The Sixth Sense
Director: M. Night Shyamalan
Screenplay: M. Night Shyamalan
Cast: Bruce Willis, Haley Joel Osment, Toni Collette
NY Distribution Status: now playing (Hollywood)

Grade: C+

Is it just me, or does Bruce Willis only seem to come alive as an actor when he's deeply anguished and/or borderline crazed? As the haunted child psychiatrist in this somber thriller about a young boy who's being haunted rather more literally, he's so blandly self-possessed that he seems to be acting under the influence of heavy tranquilizers; in retrospect, I can almost see how that might make sense, given the character that he's playing, but it still makes for a somewhat leaden viewing experience. Fortunately, Osment picks up the slack and then some, in a role that twenty-five years ago would have been handed immediately to Jodie Foster (the kid's gender isn't really important); he's the consummate pre-adolescent pro, compulsively watchable despite coming across more as a miniature, preternaturally wise adult than as a child. (Thankfully, he's given zero smart-ass dialogue, so you're not rooting for the ghosts to disembowel him.) The premise is strong enough that I had a reasonably good time in spite of the molasses-in-a-Frigidaire pace set by Willis, at least until the whole thing turned woozily therapeutic; I won't rehash the attack on Psych 101 flicks that I launched in my review of Good Will Hunting, since I can simply point you toward it, but suffice to say that the final two reels feature healin' a-plenty. Which brings us, of course, to the ending, which simultaneously improves upon and detracts from everything that's preceded it: on the one hand, it's great masochistic fun, assuming that you didn't guess what was coming, to replay the entire movie in your head and count the number of painfully obvious clues that you somehow overlooked; on the other, the twist is so thoroughly contrived that even I, who happily bought the preposterous conclusions of Arlington Road and The Game, found myself unable to reconcile its inconsistencies and contradictions.* It's clever but unsatisfying, and that'll do nicely as a description of the film itself, come to think.

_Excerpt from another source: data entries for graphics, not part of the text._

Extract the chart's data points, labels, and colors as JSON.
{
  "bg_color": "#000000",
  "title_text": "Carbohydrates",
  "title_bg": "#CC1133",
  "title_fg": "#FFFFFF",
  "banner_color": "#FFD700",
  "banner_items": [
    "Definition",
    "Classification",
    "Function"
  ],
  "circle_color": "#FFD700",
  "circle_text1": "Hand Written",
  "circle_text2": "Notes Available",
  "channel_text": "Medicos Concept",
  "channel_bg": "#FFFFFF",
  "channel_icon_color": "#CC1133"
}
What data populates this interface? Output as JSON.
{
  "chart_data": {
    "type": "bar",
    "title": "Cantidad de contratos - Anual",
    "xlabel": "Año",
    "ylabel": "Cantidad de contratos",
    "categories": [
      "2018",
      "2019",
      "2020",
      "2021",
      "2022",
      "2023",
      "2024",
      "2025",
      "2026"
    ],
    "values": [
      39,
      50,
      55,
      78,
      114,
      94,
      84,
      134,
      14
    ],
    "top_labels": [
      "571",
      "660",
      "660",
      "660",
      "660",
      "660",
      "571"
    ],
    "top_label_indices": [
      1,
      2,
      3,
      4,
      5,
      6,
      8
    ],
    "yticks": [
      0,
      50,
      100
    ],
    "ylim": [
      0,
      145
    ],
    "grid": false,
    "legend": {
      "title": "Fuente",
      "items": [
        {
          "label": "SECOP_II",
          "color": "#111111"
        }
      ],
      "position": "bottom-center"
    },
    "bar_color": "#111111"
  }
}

* (I couldn't fit it neatly into the body of the review, but I would like to note that your acceptance/understanding of one of the film's subplots requires you to be familiar with an exceedingly strange psychological disorder called Munchausen Syndrome by Proxy, which I confess that I was not. I wound up searching for basic info on the web after I got home, after reading a Usenet post in which the syndrome was mentioned by name; if you're as clueless as I was, you might want to look into it in advance. Don't worry, it's not much of a spoiler.)